L'animal recula d'un pas et retourna dans l'ombre où il demeura,
patrouillant en silence autour de la passerelle.
-
L'as-tu nommé ? Demanda Lebian.
L'autre
lui rendit un sourire, ses yeux bleus barrés d'une succession de
cicatrices, affichant une certaine malice.
-
Non, frère-Archiviste, mais cela ne saurait tarder.
-
Une machine à tuer n'a pas besoin de nom, répondit Corten.
Aux
portes de la passerelle, quelqu'un éclata de rire.
-
C'est l'hôpital qui se fout de la charité, avec tout mon respect,
Chapelain.
Tous
les regards se tournèrent vers Veryn. Le sergent appuyait son épaule
à l'encadrement du sas, affichant son éternel sourire narquois.
Bien que personne ne dise mot, aucun Astartes n'était dupe quant à
l'effort que fournit Corten pour rester silencieux.
Un
rayon lumineux creva la baie d'observation. La lueur froide fit jouer
les ombres sur le sol d'acier alors que le soleil se levait derrière
Nostramo.
Le
Chapelain dégaina un poignard ouvragé et le tendit à l'Astartes
devant lui. Ce dernier prit la lame dans ses mains et l'examina.
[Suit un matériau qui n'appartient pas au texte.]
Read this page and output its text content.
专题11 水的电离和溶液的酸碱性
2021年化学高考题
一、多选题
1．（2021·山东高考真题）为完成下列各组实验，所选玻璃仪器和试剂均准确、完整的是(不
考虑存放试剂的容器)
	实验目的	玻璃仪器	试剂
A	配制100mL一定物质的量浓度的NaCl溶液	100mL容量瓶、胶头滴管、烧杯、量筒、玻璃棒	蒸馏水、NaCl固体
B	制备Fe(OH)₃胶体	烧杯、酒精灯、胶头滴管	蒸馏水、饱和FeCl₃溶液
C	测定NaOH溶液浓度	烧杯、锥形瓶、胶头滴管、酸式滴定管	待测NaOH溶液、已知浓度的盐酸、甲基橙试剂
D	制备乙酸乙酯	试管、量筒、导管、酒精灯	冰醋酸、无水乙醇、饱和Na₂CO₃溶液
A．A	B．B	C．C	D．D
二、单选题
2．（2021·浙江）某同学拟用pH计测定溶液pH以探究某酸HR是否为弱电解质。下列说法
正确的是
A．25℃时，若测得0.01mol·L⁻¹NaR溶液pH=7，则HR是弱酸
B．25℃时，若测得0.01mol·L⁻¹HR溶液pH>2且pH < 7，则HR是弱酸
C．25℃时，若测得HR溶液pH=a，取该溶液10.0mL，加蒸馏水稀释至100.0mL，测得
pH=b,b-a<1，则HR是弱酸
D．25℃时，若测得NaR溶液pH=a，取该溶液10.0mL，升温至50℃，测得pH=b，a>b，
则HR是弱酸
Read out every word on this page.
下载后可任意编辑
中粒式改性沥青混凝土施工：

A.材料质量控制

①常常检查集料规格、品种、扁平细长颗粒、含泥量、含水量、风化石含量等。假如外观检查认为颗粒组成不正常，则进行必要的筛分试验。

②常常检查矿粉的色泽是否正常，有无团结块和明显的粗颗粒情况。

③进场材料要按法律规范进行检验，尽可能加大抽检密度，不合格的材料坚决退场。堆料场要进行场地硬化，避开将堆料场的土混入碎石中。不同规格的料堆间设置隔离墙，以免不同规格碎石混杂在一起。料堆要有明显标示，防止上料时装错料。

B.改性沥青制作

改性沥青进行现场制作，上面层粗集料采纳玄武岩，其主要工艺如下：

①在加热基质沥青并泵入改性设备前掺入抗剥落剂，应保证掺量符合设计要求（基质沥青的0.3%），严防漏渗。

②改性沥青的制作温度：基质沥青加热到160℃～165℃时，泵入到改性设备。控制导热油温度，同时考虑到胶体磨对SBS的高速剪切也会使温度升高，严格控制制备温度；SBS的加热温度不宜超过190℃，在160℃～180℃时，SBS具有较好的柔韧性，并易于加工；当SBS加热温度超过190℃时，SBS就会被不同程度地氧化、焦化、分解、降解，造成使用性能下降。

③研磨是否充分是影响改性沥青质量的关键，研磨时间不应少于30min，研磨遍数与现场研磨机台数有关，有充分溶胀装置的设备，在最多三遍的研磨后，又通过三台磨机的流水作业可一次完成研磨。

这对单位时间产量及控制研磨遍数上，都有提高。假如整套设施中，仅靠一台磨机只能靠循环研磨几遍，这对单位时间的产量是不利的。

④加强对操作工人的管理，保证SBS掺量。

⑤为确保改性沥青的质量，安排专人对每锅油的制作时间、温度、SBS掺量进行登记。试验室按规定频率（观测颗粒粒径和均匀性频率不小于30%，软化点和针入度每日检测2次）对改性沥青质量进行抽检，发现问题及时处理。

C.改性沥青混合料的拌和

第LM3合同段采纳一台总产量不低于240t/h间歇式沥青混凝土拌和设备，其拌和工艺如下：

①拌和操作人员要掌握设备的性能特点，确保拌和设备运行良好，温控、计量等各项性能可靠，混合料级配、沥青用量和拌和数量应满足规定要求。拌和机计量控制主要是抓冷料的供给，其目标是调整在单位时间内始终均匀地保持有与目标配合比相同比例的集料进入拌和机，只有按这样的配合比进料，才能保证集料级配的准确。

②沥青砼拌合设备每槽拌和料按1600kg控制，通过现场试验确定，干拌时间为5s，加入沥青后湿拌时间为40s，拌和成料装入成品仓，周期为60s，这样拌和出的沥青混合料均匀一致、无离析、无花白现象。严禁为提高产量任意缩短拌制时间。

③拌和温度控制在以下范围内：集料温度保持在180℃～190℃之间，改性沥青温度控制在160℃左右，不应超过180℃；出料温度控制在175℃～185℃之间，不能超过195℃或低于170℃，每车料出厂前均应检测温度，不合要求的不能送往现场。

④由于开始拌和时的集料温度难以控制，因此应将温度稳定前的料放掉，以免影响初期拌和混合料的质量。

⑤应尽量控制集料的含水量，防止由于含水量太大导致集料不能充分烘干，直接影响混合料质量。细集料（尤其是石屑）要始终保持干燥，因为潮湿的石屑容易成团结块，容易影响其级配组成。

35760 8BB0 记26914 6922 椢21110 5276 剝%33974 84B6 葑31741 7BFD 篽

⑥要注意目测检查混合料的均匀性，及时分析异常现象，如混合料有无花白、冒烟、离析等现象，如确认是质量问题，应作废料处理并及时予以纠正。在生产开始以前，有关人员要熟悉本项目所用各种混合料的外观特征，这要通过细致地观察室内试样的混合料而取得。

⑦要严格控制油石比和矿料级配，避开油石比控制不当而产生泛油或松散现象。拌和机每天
L'acier reflétait en un croissant aiguisé les rayons de l'étoile
mourante. Il savait ce qu'il avait à faire. Dans un geste calme, il
déverrouilla un gantelet et le retira. Lentement, il fit glisser la
lame en travers de sa main. Un filet écarlate macula le pont alors
que quelque part, le flair bruyant du cougar se fit entendre.
-
Par les prérogatives liées à mon rang, par le sang que tu as versé
et par ton serment envers notre Père et la légion, sous les yeux de
tes frères, Cineris Vytraan, en cette nuit je te nomme Capitaine de
la 2ème compagnie.
L'escouade
complète frappa son plastron du poing en un coup de tonnerre
parfaitement synchronisé. Le Chapelain fit s'approcher deux membres
d'équipage, qui portaient quelque chose de lourd dissimulé sous une
bannière.
Corten
tira sur l'étendard et deux servo-crânes pincèrent le tissu par
les extrémités pour le dresser vers le plafond. Les motifs brodés
représentaient l'orbe noir de Nostramo surmonté d'un crâne de
cougar derrière lequel se déployaient des ailes rapaces.
La
beauté de l'ouvrage laissa Vytraan sans voix. Quand il baissa les
yeux, il constata que la bannière ainsi déployée avait révélé
l'objet encombrant porté par les serfs. C'était une
épée-tronçonneuse. Pas un modèle réglementaire à en juger par
sa taille. Elle ne possédait pas une, mais deux rangées de dents en
adamantium.
Corten
hocha la tête, de son visage sans expression.
-
Manie-la bien, fils de Nostramo. Tous, soyez aussi meurtriers que
cette arme, au nom de l'Empereur et de notre Père ! Plantez sa
bannière dans le cœur de vos ennemis pour que jamais plus personne
n'ose la regarder !
-
Notre Père a placé en vous des espoirs singuliers, reprit Lebian,
et il a choisi de faire de vous ses bourreaux les plus terribles.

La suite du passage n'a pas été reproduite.